So I've been reading about Khovanov Homology in: https://arxiv.org/pdf/math/0201043.pdf, Bar-Natan's paper. I understand the cube complex construction but I'm having a little bit of trouble understanding how Khovanov's bracket construction creates a double complex which he flattens in the third axiom of the bracket. He briefly mentions the bracket but the rest of the paper as far as I can tell just discusses the cube complex.
Can anyone explain to me:
- How is Khovanov's bracket creating a double complex?
- How is this bracket definition related to the cubic complex?
Edit: I thought about $(1)$ a little more, perhaps this comes because $V$ is a graded vector space. Then when we tensor $V$ with another graded vector space this will induce a grading on the tensor. Then of course we will have the horizontal grading coming from the third axiom of the Khovanov bracket?
To answer your questions, first let's fix some notation that if you start with a link $L$ and apply the Khovanov bracket at a crossing the links you get are $L_0$ and $L_1$ respectively. I've broken down my answer into two parts responding to your two questions.
The goal of the Khovanov bracket is to define a chain complex $\textrm{CKh}(L)$ associate to a link $L$ (or really a diagram of the link). The third axiom of the bracket that roughly speaking we can define $\textrm{CKh}(L)$ as follows $$\textrm{CKh}(L) = \textrm{CKh}(L_0) \xrightarrow{f} \textrm{CKh}(L_1)\{1\}$$ for some map $f$. Notice that the terms $\textrm{CKh}(L_0)$ and $\textrm{CKh}(L_1)$ are chain complexes with their own homological gradings. There is also a new grading that records for us that $\textrm{CKh}(L_0)$ comes before $\textrm{CKh}(L_1)$ in our definition. The fact that we have these two gradings is what Bar-Natan means when he says "double complex". We want to combine these two gradings into a single homological grading on $ \textrm{CKh}(L)$ and this combination is what Bar-Natan refers to as flattening.
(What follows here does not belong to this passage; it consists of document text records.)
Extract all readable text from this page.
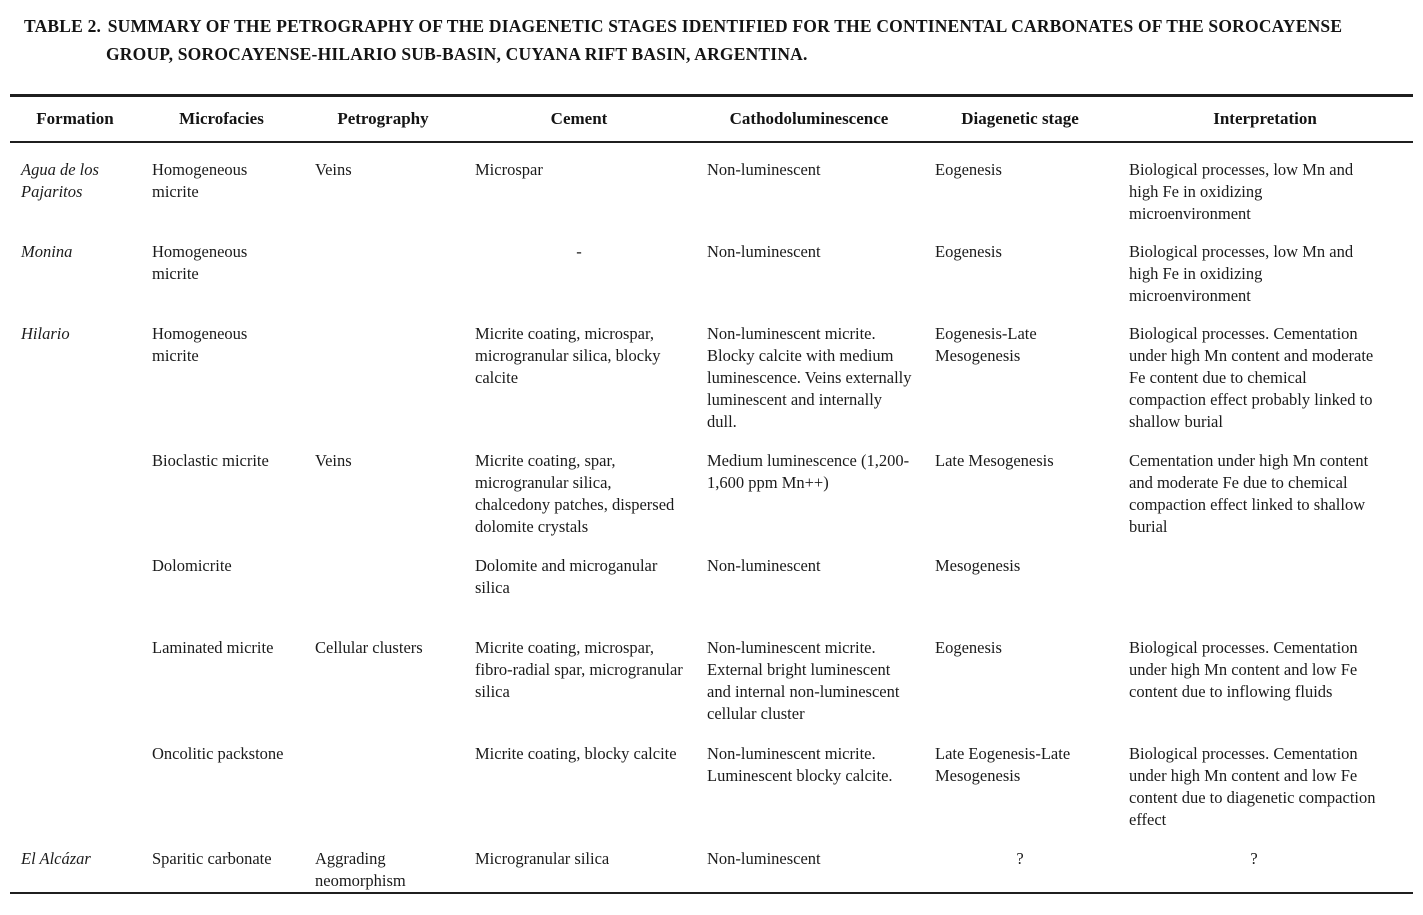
TABLE 2. SUMMARY OF THE PETROGRAPHY OF THE DIAGENETIC STAGES IDENTIFIED FOR THE CONTINENTAL CARBONATES OF THE SOROCAYENSE GROUP, SOROCAYENSE-HILARIO SUB-BASIN, CUYANA RIFT BASIN, ARGENTINA.
Formation	Microfacies	Petrography	Cement	Cathodoluminescence	Diagenetic stage	Interpretation
Agua de los Pajaritos	Homogeneous micrite	Veins	Microspar	Non-luminescent	Eogenesis	Biological processes, low Mn and high Fe in oxidizing microenvironment
Monina	Homogeneous micrite		-	Non-luminescent	Eogenesis	Biological processes, low Mn and high Fe in oxidizing microenvironment
Hilario	Homogeneous micrite		Micrite coating, microspar, microgranular silica, blocky calcite	Non-luminescent micrite. Blocky calcite with medium luminescence. Veins externally luminescent and internally dull.	Eogenesis-Late Mesogenesis	Biological processes. Cementation under high Mn content and moderate Fe content due to chemical compaction effect probably linked to shallow burial
	Bioclastic micrite	Veins	Micrite coating, spar, microgranular silica, chalcedony patches, dispersed dolomite crystals	Medium luminescence (1,200-1,600 ppm Mn++)	Late Mesogenesis	Cementation under high Mn content and moderate Fe due to chemical compaction effect linked to shallow burial
	Dolomicrite		Dolomite and microganular silica	Non-luminescent	Mesogenesis	
	Laminated micrite	Cellular clusters	Micrite coating, microspar, fibro-radial spar, microgranular silica	Non-luminescent micrite. External bright luminescent and internal non-luminescent cellular cluster	Eogenesis	Biological processes. Cementation under high Mn content and low Fe content due to inflowing fluids
	Oncolitic packstone		Micrite coating, blocky calcite	Non-luminescent micrite. Luminescent blocky calcite.	Late Eogenesis-Late Mesogenesis	Biological processes. Cementation under high Mn content and low Fe content due to diagenetic compaction effect
El Alcázar	Sparitic carbonate	Aggrading neomorphism	Microgranular silica	Non-luminescent	?	?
The relationship between this bracket and the cube complex is an important idea in the definition of Khovanov homology. I've written more details below but the main idea is that we want to iterate using the Khovanov bracket. If we iterate using it as much as possible we will end up with a cube of resolutions.
So far we've said that if we choose a crossing of $L$ we can define $ \textrm{CKh}(L)$ in terms of $\textrm{CKh}(L_0)$ and $\textrm{CKh}(L_1)$. If we pick a second crossing of $L$, then we can define four more links $L_{0,0}$, $L_{0,1}$,$L_{1,0}$, and $L_{1,1}$. Remembering the same bracket construction, we can define $\textrm{CKh}(L_0)$ in terms of $\textrm{CKh}(L_{0,0})$ and $\textrm{CKh}(L_{0,1})$ like this $$\textrm{CKh}(L_0) = \textrm{CKh}(L_{0,0}) \xrightarrow{f} \textrm{CKh}(L_{0,1})\{1\}$$ Similarly we can define $\textrm{CKh}(L_1)$ in terms of $\textrm{CKh}(L_{1,0})$ and $\textrm{CKh}(L_{1,1})$ like this $$\textrm{CKh}(L_1) = \textrm{CKh}(L_{1,0}) \xrightarrow{f} \textrm{CKh}(L_{1,1})\{1\}$$ Putting these three definitions together gives us a definition of $ \textrm{CKh}(L)$ in terms of $\textrm{CKh}(L_{0,0})$, $\textrm{CKh}(L_{0,1})$, $\textrm{CKh}(L_{1,0})$, and $\textrm{CKh}(L_{1,1})$ which looks like the following square \begin{array} \textrm{CKh}(L_{0,0}) & \longrightarrow & \textrm{CKh}(L_{0,1}) \\ \downarrow & & \downarrow \\ \textrm{CKh}(L_{1,0}) & \longrightarrow & \textrm{CKh}(L_{1,1}) \end{array} Now there is no reason to stop at just using two crossing of $L$ we could keep doing this same process with more and more crossing of $L$ to define $ \textrm{CKh}(L)$ in terms of the Khovanov chain complexes of simpler and simpler links. If we do this process for every crossing of $L$ then we would end up with a cube of resolutions that we can use to define $ \textrm{CKh}(L)$.